To give a flavor of their discussion, here is their summary of the longer discussion on US industrial policy aimed at the steel industry.
• Has the US steel industry become internationally competitive? Failed outcome = D
The industry clings to protection in 2020 as strongly as it did in 1970. During the Trump administration (2017–21), national security tariffs of 25 percent were added to the existing armory of barriers (initially across the board, later subject to exceptions). Exports of steel, concentrated in high-value products, amounted to 8 percent of domestic production in 2019, about the same percentage recorded in 1970.
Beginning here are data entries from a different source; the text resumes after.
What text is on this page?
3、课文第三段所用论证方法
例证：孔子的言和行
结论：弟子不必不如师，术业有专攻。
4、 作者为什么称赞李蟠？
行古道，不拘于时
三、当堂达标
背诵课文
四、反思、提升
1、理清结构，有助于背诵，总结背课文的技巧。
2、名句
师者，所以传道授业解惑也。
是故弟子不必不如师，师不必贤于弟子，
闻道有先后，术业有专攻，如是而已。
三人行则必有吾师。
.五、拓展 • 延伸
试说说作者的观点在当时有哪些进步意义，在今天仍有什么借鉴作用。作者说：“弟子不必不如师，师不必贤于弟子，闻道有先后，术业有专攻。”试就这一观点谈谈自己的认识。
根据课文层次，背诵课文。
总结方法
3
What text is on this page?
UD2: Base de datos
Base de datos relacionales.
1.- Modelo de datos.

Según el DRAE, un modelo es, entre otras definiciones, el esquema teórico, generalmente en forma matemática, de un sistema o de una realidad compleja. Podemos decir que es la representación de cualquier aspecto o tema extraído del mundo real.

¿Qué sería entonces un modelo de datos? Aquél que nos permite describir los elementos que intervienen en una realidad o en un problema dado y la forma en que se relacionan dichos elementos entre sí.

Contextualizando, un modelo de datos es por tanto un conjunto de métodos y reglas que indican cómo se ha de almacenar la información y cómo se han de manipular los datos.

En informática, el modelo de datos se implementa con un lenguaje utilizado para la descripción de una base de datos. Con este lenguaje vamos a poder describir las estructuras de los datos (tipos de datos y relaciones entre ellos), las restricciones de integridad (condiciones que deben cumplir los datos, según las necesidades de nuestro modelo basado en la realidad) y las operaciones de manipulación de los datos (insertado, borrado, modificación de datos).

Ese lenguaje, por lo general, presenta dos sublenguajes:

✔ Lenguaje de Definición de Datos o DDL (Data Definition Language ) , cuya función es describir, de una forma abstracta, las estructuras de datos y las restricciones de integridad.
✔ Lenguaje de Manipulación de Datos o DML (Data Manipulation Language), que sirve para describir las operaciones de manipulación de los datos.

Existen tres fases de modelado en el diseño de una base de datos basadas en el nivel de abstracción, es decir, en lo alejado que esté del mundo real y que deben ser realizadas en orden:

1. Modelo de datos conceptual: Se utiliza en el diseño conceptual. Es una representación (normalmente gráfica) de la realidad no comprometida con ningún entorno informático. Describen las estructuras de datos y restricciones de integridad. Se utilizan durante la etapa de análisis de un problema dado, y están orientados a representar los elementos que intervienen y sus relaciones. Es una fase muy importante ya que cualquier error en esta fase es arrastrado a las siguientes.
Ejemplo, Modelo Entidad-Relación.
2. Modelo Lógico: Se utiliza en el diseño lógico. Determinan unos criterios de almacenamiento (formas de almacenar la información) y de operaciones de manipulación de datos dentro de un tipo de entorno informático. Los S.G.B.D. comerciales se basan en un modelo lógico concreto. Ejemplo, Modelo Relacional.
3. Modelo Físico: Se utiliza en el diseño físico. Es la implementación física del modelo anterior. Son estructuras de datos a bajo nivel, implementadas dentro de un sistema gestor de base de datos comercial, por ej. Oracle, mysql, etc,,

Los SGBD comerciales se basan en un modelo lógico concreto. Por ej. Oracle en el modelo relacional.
• Did protection save jobs at a reasonable cost? Failed outcome = D
Per job saved in the steel industry, the cost to steel users was near the top of US protection episodes. Trump’s national security tariffs cost steel users about $900,000 annually per steel industry job saved, a figure many times the industry’s average annual wage of $59,000 in 2019.
• Did protection advance the technological frontier of steel production? Failed outcome = D
The biggest technological advance in the past half-century—but not as a consequence of protection—was the rise of minimills, which make an ever larger range of steel items from scrap. The shift to minimill production continues to grow owing to the demand for high-quality steel. The leading minimill producer, Nucor, advocated free trade until former CEO Ken Iverson died in 2002. The industry has made other innovations, but none as spectacular.
The authors write: [W]e offer four policy observations, distilled from this study of 18 industrial policy cases.
• Industrial policy can save or create jobs, but often at high cost. A major political selling point for industrial policy is to save or create jobs in a specific industry or location. In about half our sample, this was achieved at a taxpayer or consumer cost below the prevailing wage. But our calculations do not reflect the probable loss of downstream jobs, and in many instances the cost per job-year vastly exceeds the prevailing wage. Moreover, jobs created in one state often come at the expense of comparable jobs that might have
been created in another state … At the national level, far better policies are available for creating jobs—for example, training programs and earned income tax credits.
• Import protection seldom pays off. A big exception: when actual or threatened barriers prompt a world-class firm to open in the United States. Toyota was an example in the 1980s; Taiwan Semiconductor Manufacturing Corporation (TSMC) is an example today. But in most cases, import protection does not create a competitive US industry and it imposes extreme costs on household and business users per job-year saved. Trade policy concentrated on opening markets abroad is a better bet.
• Designating a single firm to advance technology yields inconsistent results. Our study did not find single-firm triumphs that compare with the Manhattan Project. Perhaps they exist, but when government confines its support to a single firm to advance frontier technology, it forecloses alternative solutions that might be advocated by different scientists or business leaders. … The highly successful model of Operation Warp Speed vividly demonstrated that competition is an American strength.
• R&D industrial policy has the best track record by far. Among the 18 cases, DARPA has the outstanding record. The DARPA model entails broad guidance to science and engineering experts who, without political interference, award grants to promising but high-risk R&D. When public R&D strikes gold, private firms step in to commercialize the findings. This model finds favor both with the Biden administration and the Congress. In fact, the Biden administration has proposed other projects—ARPA-Health and ARPA-Climate—fashioned after DARPA. Renewable energy R&D, Florida’s biotech region, and the
North Carolina Research Triangle all attest to this industrial policy approach.